Odisha is celebrating its 87th statehood anniversary today. On this day in 1936 the state came into existence, a little over decade before the country achieved Independence.
 
There is no denying of the fact that each and every Odia takes a great deal of pride in the State’s rich cultural heritage, deep rooted in Jagannath culture, stunning temple architecture, captivating folk art forms and Odissi Dance, one of the eight classical dance forms of India.

 
It is also a fact that Odias still feel sad about the denial of Classical Status to Odissi Music till now.
 
In 1964, the Centre had accorded ‘Classical Status' to Odissi Dance.

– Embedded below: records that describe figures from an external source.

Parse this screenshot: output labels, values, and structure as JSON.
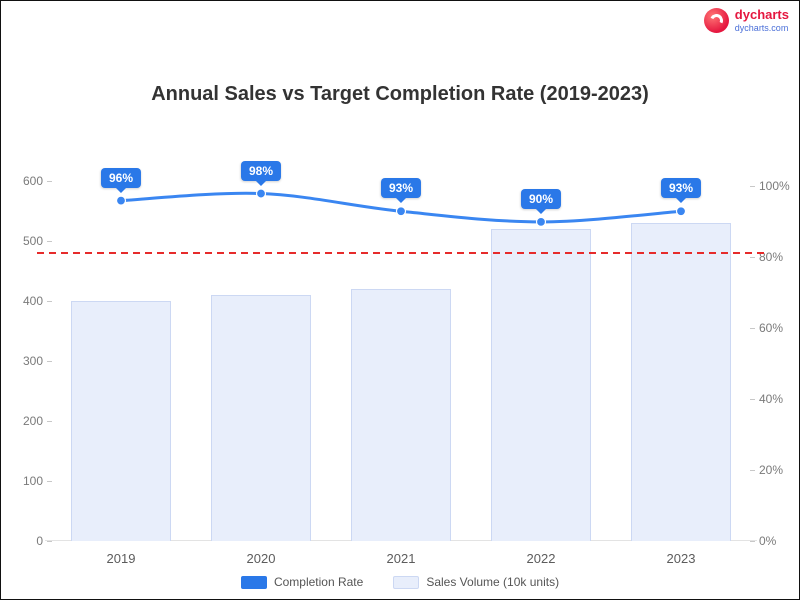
{
  "brand": {
    "name": "dycharts",
    "url": "dycharts.com"
  },
  "chart_data": {
    "type": "combo",
    "title": "Annual Sales vs Target Completion Rate (2019-2023)",
    "categories": [
      "2019",
      "2020",
      "2021",
      "2022",
      "2023"
    ],
    "series": [
      {
        "name": "Completion Rate",
        "type": "line",
        "axis": "right",
        "values": [
          96,
          98,
          93,
          90,
          93
        ],
        "labels": [
          "96%",
          "98%",
          "93%",
          "90%",
          "93%"
        ],
        "color": "#3a86f1",
        "badge_color": "#2a78e8"
      },
      {
        "name": "Sales Volume (10k units)",
        "type": "bar",
        "axis": "left",
        "values": [
          400,
          410,
          420,
          520,
          530
        ],
        "color": "#e8eefb",
        "border": "#ccd8f3"
      }
    ],
    "target_line": {
      "value": 480,
      "color": "#e62b2b",
      "style": "dashed",
      "axis": "left"
    },
    "axes": {
      "left": {
        "min": 0,
        "max": 650,
        "ticks": [
          "0",
          "100",
          "200",
          "300",
          "400",
          "500",
          "600"
        ]
      },
      "right": {
        "min": 0,
        "max": 110,
        "ticks": [
          "0%",
          "20%",
          "40%",
          "60%",
          "80%",
          "100%"
        ]
      }
    },
    "legend": [
      {
        "label": "Completion Rate",
        "color": "#2a78e8"
      },
      {
        "label": "Sales Volume (10k units)",
        "color": "#e8eefb",
        "border": "#ccd8f3"
      }
    ],
    "grid": false,
    "legend_position": "bottom"
  }
}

 In 2014, Odia Language was recognised as the 6th classical language of the country by the Government of India.
 
By then, the demand for ‘Classical Status' for Odishi Music had been intensified with stalwarts as well as the government relentlessly working to achieve the goal.
 
Giving impetus to the movement, the Odisha Heritage Cabinet had passed a resolution on September 2, 2020, requesting the Centre to give ‘Classical Status' to Odissi Music.

In the same month, Odisha Chief Minister Naveen Patnaik took the fight one step further by writing a letter to the Union Minister of State for Culture and Tourism Prahalad Singh Patel. Patnaik urged Patel to accord ‘Classical Status' to the 200-year old tradition.

 “It (Odissi Music) has a distinctive rendition style based on codified grammar, the characteristic giti system of classical texts and having its own tala, different from Hindustani and Carnatic Music,” the CM had said in the letter.
 
Like snubbing the demand for ‘Paika Vidroh’ to be regarded as the First War of Independence, the Centre on December 6, 2021 refused to grant ’Classical Status’ to Odissi Music, saying the government did not confer classical status to any music form.

 “With the Centre’s clarification putting an end to the fight for Classical Status to Odissi Music, we have only one option left- to perform extensively throughout the globe,” said eminent Odissi singer Guru Ramahari Das.

Echoing Das’ suggestion, Padma Shri awardee and president of Odisha Sangeet Natak Akademi, Guru Aruna Mohanty, said, “It is now up to us to earn the status. For this, we will have to take Odissi Music to every corner of the world. The more we perform, the sooner Odissi Music will be regarded a classical music form.”